On the other hand, we found that the rate of postoperative complications was lower during the peak of the pandemic than in the same period from the previous year. Such findings run in line with previous reports showing either positive or no impact of the COVID-19 pandemic on postoperative complications [26, 28, 29].

During the COVID-19 pandemic, the focus of healthcare centres was directed towards the urgent surgeries rather than elective surgeries, in order to preserve human resources and infrastructure, which resulted in reducing the number of major elective surgery procedures performed. Some investigators believe that this change in the surgical practice, performing more urgent surgeries, may contribute to the high mortality rates, regardless of the direct effect of COVID-19. Minto et al. compared elective and emergency surgeries in terms of postoperative mortality and morbidity during the COVID-19 pandemic. Their findings showed that the overall all-cause 30-day mortality was 3.6% in the emergency setting compared to 0.79% in the elective setting. Moreover, mortality was higher in patients with positive COVID-19 compared to those with negative COVID-19 (14.6% vs 1.4%, p< 0.001), respectively. The logistic regression analysis demonstrated a significant association between mortality and COVID-19-positive status (OR= 5.25, p<0.001) and emergency surgery (OR= 3.91, p<0.001) [30]. These findings highlighted that both COVID-19 status and emergency surgery may augment the risk of postoperative mortality; therefore, emergency and elective surgeries should be treated differently and should be separated in all studies to avoid the risk of bias. Based on our experience, we believe that the COVID-19 pandemic has a major effect on the mortality rate, regardless of the type of surgery; thus, we recommend treating both emergency and elective surgeries with the same degree of caution and implementing all preventive measures in both types of surgery. A Chinese series that included 34 patients with a perioperative diagnosis of COVID-19 infection undergoing elective surgery reports a mortality rate of 20.5%, requiring ICU management for respiratory failure in 44.1% of patients [31]. This rate of mortality resembles the rates reported from emergency surgeries, which supports our hypothesis.

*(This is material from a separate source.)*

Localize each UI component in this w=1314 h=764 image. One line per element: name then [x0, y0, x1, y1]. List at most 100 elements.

We acknowledge that the present study has some limitations. The retrospective nature of the study can increase the risk of misclassification bias and impact the generalizability of the study. Besides, recall bias might have been presented during data collection, affecting its reliability.

In conclusion, the present study shows that postoperative mortality was higher during the first wave of the COVID-19 pandemic, compared to the same period in 2019, but with lower rates of postoperative complications. The harmful impact of COVID-19 on postoperative mortality can be explained by the tendency to perform urgent surgeries only during the peak of the pandemic and the delayed presentation of the patients due to fear of COVID-19 infection. However, the favourable postoperative complication rates during the pandemic reflect that trauma surgery can be safely performed during COVID-19 and similar pandemics. Hence, a risk assessment tool should be developed for surgical emergency services during pandemics.